What is protein combining?


Popularized in the 1970s by Frances Moore Lappé’s influential vegetarian guidebook, Diet For A Small Planet, protein combining is the act of eating certain plant-based foods together in order to form a complete protein. Examples of protein combining include beans with a cooked grain, hummus and pita bread or nut butter and whole wheat bread. However, the practice of protein combining has since been debunked and is no longer endorsed by dietitians. The American Dietetic Association and Dietitians of Canada have released the following statement regarding a plant-based diet and the need for protein combining:


Plant protein can meet requirements when a variety of plant foods is consumed and energy needs are met. Research indicates that an assortment of plant foods eaten over the course of a day can provide all essential amino acids and ensure adequate nitrogen retention and use in healthy adults, thus complementary proteins do not need to be consumed at the same meal.

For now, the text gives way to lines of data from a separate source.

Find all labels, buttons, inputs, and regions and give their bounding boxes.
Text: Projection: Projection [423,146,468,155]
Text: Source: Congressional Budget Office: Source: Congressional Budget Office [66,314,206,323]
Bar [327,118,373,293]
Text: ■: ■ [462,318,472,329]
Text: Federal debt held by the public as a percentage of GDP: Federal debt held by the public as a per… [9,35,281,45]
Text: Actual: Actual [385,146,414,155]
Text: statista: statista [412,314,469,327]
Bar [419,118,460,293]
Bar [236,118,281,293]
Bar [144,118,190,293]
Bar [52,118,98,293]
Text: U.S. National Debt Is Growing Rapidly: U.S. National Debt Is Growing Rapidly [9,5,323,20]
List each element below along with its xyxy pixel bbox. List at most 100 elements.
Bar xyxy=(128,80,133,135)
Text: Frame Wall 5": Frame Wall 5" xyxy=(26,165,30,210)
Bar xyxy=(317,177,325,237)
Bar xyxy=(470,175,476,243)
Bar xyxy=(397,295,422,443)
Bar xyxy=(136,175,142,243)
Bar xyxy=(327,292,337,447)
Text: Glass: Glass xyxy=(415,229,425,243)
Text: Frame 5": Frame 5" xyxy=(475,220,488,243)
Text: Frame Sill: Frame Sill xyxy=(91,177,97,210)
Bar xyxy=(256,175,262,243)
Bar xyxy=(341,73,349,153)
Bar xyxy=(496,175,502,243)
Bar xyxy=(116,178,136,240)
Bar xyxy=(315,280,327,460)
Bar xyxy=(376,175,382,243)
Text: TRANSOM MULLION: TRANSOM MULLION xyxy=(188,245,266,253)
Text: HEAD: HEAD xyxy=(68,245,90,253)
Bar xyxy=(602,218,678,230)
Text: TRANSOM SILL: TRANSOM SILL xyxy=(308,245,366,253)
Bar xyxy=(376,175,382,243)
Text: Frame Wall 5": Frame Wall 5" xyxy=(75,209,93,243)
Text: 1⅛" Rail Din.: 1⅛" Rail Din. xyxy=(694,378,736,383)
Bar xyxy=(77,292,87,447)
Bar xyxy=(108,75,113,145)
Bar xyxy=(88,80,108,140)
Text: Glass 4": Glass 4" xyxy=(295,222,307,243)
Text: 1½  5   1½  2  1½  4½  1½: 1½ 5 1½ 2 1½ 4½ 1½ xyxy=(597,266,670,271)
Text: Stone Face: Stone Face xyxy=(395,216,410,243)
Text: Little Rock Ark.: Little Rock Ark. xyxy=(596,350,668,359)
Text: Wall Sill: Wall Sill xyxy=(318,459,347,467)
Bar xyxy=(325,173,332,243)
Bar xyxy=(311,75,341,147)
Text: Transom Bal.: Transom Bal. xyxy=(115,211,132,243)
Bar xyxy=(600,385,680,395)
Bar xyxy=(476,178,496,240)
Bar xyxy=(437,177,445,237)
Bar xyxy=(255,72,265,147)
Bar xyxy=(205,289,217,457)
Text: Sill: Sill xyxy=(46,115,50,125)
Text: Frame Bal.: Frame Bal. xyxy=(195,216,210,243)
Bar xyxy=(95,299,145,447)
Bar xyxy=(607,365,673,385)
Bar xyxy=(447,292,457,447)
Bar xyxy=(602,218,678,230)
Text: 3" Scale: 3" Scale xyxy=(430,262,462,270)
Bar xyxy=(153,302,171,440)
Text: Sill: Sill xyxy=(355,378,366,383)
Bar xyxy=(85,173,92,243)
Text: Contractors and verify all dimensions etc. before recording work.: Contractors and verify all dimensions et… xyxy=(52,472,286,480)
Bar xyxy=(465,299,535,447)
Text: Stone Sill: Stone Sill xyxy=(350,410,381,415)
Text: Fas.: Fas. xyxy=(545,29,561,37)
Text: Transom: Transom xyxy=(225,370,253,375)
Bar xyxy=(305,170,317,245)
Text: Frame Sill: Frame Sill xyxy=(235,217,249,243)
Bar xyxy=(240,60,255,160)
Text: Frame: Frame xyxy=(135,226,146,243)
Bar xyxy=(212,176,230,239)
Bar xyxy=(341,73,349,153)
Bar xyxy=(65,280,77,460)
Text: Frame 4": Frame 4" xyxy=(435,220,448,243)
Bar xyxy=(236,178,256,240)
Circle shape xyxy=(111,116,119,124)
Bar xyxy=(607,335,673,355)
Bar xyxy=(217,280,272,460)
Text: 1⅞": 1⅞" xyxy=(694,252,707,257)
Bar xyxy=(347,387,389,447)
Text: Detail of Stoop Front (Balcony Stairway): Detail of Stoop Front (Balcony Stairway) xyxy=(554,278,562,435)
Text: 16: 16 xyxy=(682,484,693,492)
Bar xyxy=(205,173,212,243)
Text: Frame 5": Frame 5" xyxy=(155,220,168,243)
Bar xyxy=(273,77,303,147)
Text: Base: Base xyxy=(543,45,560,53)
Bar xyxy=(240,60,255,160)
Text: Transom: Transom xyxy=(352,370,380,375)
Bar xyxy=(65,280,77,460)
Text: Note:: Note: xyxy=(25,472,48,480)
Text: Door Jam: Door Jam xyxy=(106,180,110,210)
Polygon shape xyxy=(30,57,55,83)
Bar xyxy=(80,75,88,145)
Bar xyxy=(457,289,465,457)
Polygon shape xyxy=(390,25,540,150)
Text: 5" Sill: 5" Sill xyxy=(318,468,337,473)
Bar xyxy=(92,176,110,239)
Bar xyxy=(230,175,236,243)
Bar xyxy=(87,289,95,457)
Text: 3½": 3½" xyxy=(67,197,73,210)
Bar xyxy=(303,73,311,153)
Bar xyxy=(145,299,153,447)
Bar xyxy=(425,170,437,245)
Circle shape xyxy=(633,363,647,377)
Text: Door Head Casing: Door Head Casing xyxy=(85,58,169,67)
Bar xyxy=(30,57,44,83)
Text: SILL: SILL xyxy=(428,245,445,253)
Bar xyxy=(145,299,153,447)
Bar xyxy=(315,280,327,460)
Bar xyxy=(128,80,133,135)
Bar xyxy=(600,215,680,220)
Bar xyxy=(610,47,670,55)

In other words, as long as you’re eating a healthy plant-based diet that includes a variety of vegetables, fruits, seeds, pulses, grains, and nuts you’ll have no problems getting all nine amino acids throughout the day.


Supplementing with amino acids


Despite the fact that all nine essential amino acids are readily available from the food we eat, certain amino acids are being isolated and sold in supplement form to purportedly help with accelerated muscle repair, athletic performance, overall mood, insomnia, and weight loss. However, there is very limited data on the actual effects of amino acid supplementation so be sure to speak with your physician or dietitian before making any changes to your supplement regimen.